So you have shown, in the lab, that plasma redshifts will preserve a crisp image of distant galaxies? I would really like to see those lab experiments.
No, I have spectral aging software by Holushko that tests that concept and it's fine.
I'm really sick and tired of going in circles with you over the Doppler shift claims you keep making. You're apparently in hardcore denial of scientific fact. No professional astronomer even uses Doppler redshift to explain cosmological redshift. If you refuse to the distinguish between Doppler redshift and cosmological redshift, what's the point of trying to have a conversation with you in the first place? It's like talking to dad because you're just making things up as you go!
What verified mechanisms did I ignore?
Besides the Wolf effect and Stark redshift? You've ignored pretty much every other possible mechanism related to plasma redshift and I don't think you've even provided a single published rebuttal of anything.
C# code is not a mechanism.
It's a *quantified* explanation of the observations based on *generic* models related to plasma redshift. It could apply to any and all of them. It's just a valid of a quantification as any that the mainstream have provided.
I can write a program based on gravity fairies if I want, and write the program so that the gravity fairies produce orbits that are consistent with what we observe.
That is *exactly* what the mainstream is doing, only they use "dark energy" faeries to make the match. I'm simply using *known physics* to explain those same features.
Such a program does not evidence gravity fairies. It is garbage in, garbage out. What you need to show is that plasmas act as the program models, and you haven't done that.
Boloney. I've done exactly what the mainstream did. I provided you mathematical support of concept. Your criticism are rather ironic from my perspective since 96 percent of mainstream theory is composed of invisible sky faeries that only show up in one and only one cosmology theory, certainly never in the lab.
Any time you absorb and emit you blur the image. Images of distant galaxies are not blurred.
Your first statement isn't necessarily true, so your second statement is a moot point.
Right, and that prediction fails. The CMB is not starlight.

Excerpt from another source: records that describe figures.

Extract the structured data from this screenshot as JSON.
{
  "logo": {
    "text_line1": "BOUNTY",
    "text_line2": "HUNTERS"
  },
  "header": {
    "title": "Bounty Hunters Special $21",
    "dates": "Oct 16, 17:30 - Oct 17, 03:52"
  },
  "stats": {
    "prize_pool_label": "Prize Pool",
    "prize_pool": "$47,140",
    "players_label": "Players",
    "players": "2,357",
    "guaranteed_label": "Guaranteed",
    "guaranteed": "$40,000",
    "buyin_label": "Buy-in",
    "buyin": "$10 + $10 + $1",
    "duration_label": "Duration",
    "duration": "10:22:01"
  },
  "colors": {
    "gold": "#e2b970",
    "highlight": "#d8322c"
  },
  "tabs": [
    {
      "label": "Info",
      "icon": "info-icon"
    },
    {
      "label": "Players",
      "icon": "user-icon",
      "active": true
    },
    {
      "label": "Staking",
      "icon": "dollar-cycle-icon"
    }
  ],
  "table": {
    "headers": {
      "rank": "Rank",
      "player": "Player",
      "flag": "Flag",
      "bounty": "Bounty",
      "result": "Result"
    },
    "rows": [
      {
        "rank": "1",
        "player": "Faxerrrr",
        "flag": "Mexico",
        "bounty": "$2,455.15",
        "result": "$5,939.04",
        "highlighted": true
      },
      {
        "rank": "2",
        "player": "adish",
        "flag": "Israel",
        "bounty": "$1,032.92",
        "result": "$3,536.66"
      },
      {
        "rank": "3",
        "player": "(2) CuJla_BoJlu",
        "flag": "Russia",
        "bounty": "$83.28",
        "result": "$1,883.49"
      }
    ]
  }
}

Cosmology FAQ: Can the CMBR be redshifted starlight?
Pure unpublished handwaving. I'm amazed at the way folks argue their case based on unpublished website material. It's bizarre. Even the first sentence is highly suspect:
The CMB radiation is such a perfect fit to a blackbody that it cannot be made by stars. The reason for this is that stars are at best only pretty good blackbodies, and the usual absorption lines and band edges make them pretty bad blackbodies.
http://zebu.uoregon.edu/~soper/Stars/color.html
That's devastating news to the mainstream because they use 'blackbody' calculations to determine the temperature of every star in the universe and they describe them as "black bodies" with "opaque" surfaces. Suddenly stars are "bad blackbodies' based on one web author's unpublished claims? Nobody is claiming or requiring that the stars act like a "black body" in the first place, it's the *plasma and particles of spacetime* that emit the light we observe in the CMB, not the stars themselves. The stars are actually 'filtered out' on purpose. Wow, what a lame website.
The light given off by stars does not match the curve for black body radiation.
Boloney. It may not be a "perfect' fit, but it's certainly good enough for astronomers to use in terms of guestimating the temperature of the object in question. I love how you simply ignore the whole method they use to determine the temperature of a star.
If the CMB was produced by starlight then we would expect to see deviations from the black body curve as seen in stars. It isn't there.
No we would not. Again, that's pure handwaving on your part. It's not the suns that produce the background light we're observing, it's the *particles in spacetime* that do that. The original emitter doesn't even need to be a "black body' to begin with because we filtering out he emitters themselves to that all we observe is the background temperature of spacetime.
The CMB exactly matches black body radiation just as it should if the BB model is correct. PC fails this very important test.
That isn't a "test", that's a ridiculous handwave from some guys website that clearly makes a "questionable' set of assumptions to begin with. When astronomers calculate the temperature of stars they consider them to be a "black body". Suddenly now you're going to simply ignore that fact, and make just the opposite claim that suns are "bad blackbodies". Talk about wanting to have your cake and eat it too. If sun's are actually "bad blackbodies" you just falsified mainstream theory. Congrats for falsifying every mainstream theory under the sun.
Why good is a GIGO program? The map is not the territory.
What good is you code related to invisible sky entities. You put 96 percent garbage in, so you got 96 percent garbage out.
The current PC model still does not match the measured CMB. It isn't starlight as the PC model requires.
Boloney. Your simply handwaving based on false statements from some guys website. Your opinions aren't even based upon *published* materials, and the very first paragraph, if actually true, would necessarily falsify mainstream claims about the temperatures of every sun in the universe.